The Institute of Social Medicine at the University of Lübeck and the Ethno-Medical Centre in Berlin and Hannover are launching a multilingual information campaign
Chronic health impairments can have a significant effect on the lives of children and youths in many different ways. Child and youth rehabilitation is one way of tackling these disadvantages. In cases where out-patient treatment is insufficient and does not achieve the desired effect, medical rehabilitation can offer children and youths with chronic health problems fresh drive and a new outlook.
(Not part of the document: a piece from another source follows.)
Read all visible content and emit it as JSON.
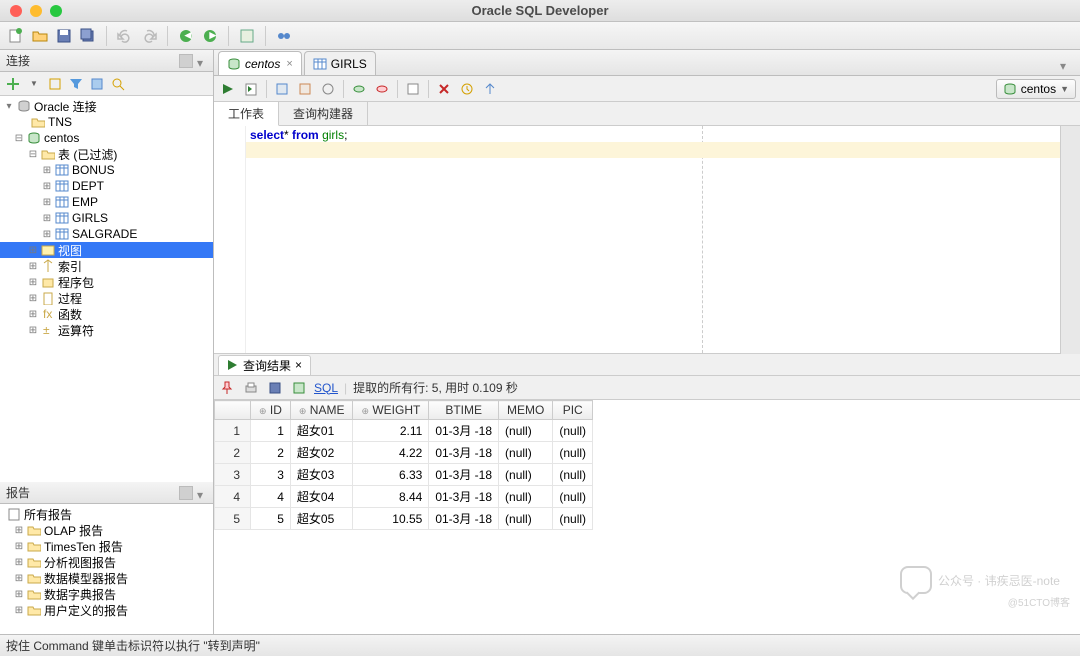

Most recently, around 35,000 instances of medical rehabilitation for children and youths were carried out in Germany each year. The vast majority of these cases are for the treatment of psychological and behavioural disturbances, bronchial asthma, obesity, skin-related diseases, and deformities of the spine and back. Children and youths from a migrant background are significantly under-represented when it comes to such treatments, despite having a similar or even heightened risk of illness, and are far less likely to avail of rehabilitation opportunities than children and youths from a non-migrant background.
Prof. Dr. Matthias Bethge (Institute of Social Medicine and Epidemiology at the University of Lübeck) and Ramazan Salman (Ethno-Medical Centre, Berlin and Hannover) want to change that in the coming years with their project “MiMi-Reha-Kids” (implementation and evaluation of a multilingual information service focused on rehabilitation for children and youths from a migrant background). Together with the German pension authorities Deutsche Rentenversicherung Nord and Deutsche Rentenversicherung Berlin-Brandenburg, they will create a multilingual publication offering guidance, and will train 120 mediators.
They aim to answer questions such as: What can rehabilitation do for children and youths? What do we know about its effectiveness? Who can apply for rehabilitation? What requirements have to be met? How must the forms be filled out?
Starting in the coming year in Hamburg and Berlin, the mediators will organise almost 250 events to provide information on child and youth rehabilitation to families from a migrant background and to improve the chances of receiving treatment for chronically ill children and youths.